Pierluisi, a Democrat who is Puerto Rico's sole representative in Congress, described his efforts in a release issued in reaction to the Puerto Rico Public Corporation Debt Enforcement and Recovery Act signed into law by Gov. Alejandro García Padilla last month, which allows public corporations to restructure their debt.

That law has spurred major credit concerns surrounding the Puerto Rico Electric Power Authority's bonds and prompted investment firms to file suit against the commonwealth in an effort to have the law overturned.

"The process by which the governor of Puerto Rico and the territory's legislative assembly recently approved a local law to enable certain government-owned corporations to restructure their debt was characterized by haste, a lack of transparency, and no public debate about the suitability of alternative ways to address the problem," Pierluisi said Thursday.

"As Puerto Rico's only representative in Congress, and a member of the House Judiciary Committee, which has jurisdiction over the U.S. Bankruptcy Code, it is my responsibility to explore whether the process that applies in the states — and that has proven to work — should be available in the territory," he said. "That is why I intend to consult closely with leaders in the House and Senate, the White House, and other stakeholders regarding the prospect of federal legislation to eliminate the clause in the Bankruptcy Code that appears to prohibit government-owned corporations in Puerto Rico from filing under Chapter 9."

The federal bankruptcy code allows a debtor to reorganize under Chapter 9 only if that entity is a municipality, and defines "municipality" as a "political subdivision or public agency or instrumentality of a state." Another portion of the law says that "state" includes Puerto Rico, "except for the purpose of defining who may be a debtor under Chapter 9." This has led many, including Pierluisi and attorneys for the investment firms suing the island, to conclude that the law prohibits publicly-owned corporations in Puerto Rico from filing for bankruptcy.

Pierluisi, a strong advocate for Puerto Rican statehood who has argued that many of the commonwealth's financial issues could be solved if it received equal treatment under the law, said there is no reason for Puerto Rico to be treated differently in this respect.
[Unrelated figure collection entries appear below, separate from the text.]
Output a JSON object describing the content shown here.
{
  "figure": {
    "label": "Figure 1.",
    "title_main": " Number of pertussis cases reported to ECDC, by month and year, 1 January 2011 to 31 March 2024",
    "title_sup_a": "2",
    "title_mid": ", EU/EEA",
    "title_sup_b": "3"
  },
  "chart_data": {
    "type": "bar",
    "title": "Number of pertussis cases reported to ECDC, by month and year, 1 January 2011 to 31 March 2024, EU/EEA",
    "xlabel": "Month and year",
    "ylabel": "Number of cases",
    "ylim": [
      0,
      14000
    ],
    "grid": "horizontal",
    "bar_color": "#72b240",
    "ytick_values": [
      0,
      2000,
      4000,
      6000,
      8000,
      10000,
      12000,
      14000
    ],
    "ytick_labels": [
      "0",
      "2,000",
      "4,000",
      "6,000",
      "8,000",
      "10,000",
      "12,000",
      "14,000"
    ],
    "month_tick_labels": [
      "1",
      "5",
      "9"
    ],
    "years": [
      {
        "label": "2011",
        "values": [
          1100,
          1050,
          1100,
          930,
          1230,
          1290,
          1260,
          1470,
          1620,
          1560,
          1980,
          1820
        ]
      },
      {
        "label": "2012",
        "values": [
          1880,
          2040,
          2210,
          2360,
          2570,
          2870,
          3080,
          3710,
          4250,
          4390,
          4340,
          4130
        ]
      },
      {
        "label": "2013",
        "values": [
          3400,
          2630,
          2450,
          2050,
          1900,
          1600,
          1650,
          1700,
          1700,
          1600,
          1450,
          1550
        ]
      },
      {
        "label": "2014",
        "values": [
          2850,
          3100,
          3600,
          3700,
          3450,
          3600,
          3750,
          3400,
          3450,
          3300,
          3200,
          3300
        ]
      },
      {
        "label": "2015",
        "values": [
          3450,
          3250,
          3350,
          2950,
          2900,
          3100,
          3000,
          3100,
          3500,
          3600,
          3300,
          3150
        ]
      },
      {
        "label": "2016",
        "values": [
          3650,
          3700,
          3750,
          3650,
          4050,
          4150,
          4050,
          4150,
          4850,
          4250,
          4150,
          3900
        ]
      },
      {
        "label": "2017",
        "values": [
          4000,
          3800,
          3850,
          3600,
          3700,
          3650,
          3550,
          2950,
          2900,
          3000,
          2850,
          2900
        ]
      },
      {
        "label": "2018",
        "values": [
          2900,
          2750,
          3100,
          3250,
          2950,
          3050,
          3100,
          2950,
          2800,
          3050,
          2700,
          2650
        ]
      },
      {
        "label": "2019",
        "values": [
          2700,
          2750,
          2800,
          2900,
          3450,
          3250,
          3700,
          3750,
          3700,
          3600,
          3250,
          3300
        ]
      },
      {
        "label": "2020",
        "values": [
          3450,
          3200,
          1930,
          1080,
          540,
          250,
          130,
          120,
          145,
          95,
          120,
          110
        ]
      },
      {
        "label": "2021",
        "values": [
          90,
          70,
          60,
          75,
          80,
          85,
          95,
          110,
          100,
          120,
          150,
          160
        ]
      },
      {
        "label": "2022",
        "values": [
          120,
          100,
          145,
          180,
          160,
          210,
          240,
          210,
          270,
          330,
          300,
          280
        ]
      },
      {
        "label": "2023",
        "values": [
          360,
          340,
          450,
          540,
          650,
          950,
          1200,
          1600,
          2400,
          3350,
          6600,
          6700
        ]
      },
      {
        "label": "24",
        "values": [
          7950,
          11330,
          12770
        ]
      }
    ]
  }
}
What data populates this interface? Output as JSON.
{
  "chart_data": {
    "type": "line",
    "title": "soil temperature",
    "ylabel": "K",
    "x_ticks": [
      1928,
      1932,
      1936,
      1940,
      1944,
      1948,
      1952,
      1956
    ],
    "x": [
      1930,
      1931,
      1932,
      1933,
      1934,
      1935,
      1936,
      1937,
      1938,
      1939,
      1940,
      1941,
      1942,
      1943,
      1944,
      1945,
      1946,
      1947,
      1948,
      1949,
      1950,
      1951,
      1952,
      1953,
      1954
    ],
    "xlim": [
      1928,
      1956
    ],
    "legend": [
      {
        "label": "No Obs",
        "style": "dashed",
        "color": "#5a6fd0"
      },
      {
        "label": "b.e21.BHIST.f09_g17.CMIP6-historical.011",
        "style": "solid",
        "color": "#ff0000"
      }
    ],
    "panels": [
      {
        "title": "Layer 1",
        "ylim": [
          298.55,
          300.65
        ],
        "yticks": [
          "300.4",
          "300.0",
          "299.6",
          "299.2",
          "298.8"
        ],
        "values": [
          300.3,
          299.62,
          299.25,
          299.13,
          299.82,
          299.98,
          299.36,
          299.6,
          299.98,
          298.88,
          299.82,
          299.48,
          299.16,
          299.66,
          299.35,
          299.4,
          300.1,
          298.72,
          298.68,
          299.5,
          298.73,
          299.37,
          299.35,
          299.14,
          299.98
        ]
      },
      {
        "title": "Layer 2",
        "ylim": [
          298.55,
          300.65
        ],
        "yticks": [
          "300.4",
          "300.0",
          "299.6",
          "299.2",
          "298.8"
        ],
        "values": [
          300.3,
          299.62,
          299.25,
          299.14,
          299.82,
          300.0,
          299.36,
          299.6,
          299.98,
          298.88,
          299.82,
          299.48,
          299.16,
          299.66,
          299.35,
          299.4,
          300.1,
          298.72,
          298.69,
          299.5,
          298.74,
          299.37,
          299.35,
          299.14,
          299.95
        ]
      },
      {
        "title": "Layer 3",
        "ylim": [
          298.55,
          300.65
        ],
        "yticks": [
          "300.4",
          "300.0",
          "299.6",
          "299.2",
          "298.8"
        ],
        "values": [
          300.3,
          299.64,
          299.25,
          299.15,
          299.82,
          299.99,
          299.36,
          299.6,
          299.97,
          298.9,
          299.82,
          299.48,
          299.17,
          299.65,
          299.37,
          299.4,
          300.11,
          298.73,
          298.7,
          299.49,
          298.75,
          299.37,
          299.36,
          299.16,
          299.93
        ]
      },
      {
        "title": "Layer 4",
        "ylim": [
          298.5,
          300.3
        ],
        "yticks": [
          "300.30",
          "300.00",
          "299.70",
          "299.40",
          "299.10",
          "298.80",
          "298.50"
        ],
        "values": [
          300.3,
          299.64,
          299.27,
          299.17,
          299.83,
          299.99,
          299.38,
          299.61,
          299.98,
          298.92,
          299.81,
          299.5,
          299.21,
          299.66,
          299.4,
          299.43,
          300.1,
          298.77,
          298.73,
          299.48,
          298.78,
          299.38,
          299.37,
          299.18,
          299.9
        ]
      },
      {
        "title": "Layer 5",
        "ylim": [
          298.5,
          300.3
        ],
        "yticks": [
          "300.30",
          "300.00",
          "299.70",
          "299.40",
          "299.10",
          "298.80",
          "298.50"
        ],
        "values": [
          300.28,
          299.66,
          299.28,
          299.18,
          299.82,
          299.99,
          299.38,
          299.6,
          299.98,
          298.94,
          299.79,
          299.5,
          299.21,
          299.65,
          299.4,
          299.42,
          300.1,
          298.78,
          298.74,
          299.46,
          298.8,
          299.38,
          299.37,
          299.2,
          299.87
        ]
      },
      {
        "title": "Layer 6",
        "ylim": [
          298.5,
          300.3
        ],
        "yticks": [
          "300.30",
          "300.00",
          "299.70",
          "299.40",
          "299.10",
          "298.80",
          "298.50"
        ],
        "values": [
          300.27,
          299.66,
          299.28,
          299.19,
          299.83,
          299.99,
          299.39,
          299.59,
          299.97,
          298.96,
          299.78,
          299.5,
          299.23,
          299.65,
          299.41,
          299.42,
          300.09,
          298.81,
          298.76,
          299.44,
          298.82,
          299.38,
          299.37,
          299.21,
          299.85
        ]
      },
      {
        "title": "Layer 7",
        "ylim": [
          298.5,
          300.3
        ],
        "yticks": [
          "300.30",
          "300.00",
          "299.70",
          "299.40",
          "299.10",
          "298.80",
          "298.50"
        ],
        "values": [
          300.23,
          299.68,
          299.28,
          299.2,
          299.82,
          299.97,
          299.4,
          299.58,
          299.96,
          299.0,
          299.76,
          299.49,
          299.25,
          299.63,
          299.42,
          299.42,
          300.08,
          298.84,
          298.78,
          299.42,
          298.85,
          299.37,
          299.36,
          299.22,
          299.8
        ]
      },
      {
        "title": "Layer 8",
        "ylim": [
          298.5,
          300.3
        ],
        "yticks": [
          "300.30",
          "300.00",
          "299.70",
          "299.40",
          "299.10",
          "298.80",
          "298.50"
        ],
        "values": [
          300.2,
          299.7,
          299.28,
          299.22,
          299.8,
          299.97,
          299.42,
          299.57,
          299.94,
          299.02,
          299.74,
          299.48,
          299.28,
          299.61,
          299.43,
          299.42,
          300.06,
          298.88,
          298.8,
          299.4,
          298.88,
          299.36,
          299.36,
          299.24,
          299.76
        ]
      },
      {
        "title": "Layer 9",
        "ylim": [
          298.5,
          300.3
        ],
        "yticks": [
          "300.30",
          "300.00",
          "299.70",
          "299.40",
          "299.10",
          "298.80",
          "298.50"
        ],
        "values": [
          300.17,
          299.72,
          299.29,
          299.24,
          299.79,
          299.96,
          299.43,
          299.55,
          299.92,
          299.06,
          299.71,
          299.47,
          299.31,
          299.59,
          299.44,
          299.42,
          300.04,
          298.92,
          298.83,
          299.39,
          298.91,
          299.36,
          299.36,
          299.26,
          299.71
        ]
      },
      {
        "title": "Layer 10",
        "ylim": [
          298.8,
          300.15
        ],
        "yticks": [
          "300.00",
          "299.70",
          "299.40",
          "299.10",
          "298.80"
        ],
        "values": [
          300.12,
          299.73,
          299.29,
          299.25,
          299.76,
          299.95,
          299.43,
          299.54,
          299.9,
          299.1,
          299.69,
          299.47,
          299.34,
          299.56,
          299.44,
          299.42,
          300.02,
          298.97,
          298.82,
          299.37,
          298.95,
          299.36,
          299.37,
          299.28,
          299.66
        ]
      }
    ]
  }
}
He issued a statement sharply critical of the governor's decision to pursue a solution through local law without examining the federal options.

"Instead of working in coordination with my office to determine if Chapter 9 can be amended to give Puerto Rico the same authority that states have for their instrumentalities, the governor had his delegation in the legislative assembly pass a 150-page bill in less than a day," Pierluisi said. "Within hours of the bill being signed into law," he continued "bond companies owning one-fifth of PREPA's bonds went to federal court to challenge the law's constitutionality. The independent credit rating agencies and the market for all of Puerto Rico's bonds have reacted in strongly negative fashion to the law."

Top Puerto Rico officials have defended the law, saying it is intended to allow struggling public corporations like PREPA to get their finances in order without being a drain on the general fund and further compromising the commonwealth's general obligation credit.

A lobbyist closely following the situation said that the Garcia Padilla administration sought guidance from the U.S. Treasury on the possibility of altering the federal bankruptcy code to allow Chapter 9 in Puerto Rico, and was told that it would take time. The governor subsequently chose to throw his efforts behind the local law solution, which was introduced and passed in a day.

The lobbyist said modifying the bankruptcy code could be viable if Puerto Rico, bondholders, banks, and others with a stake in the situation make it clear they want it.

Bondholders who have spoken with the lobbyist are split on whether Chapter 9 would be better than the local law. A lawyer who asked not to be identified said that Puerto Rico still has choices outside restructuring, such as asking the federal government to back it in refinancing its debt at a lower rate.

U.S. Treasury officials have repeatedly denied that any "bailout" of Puerto Rico is under consideration, but the federal government has offered Puerto Rico technical guidance in the past.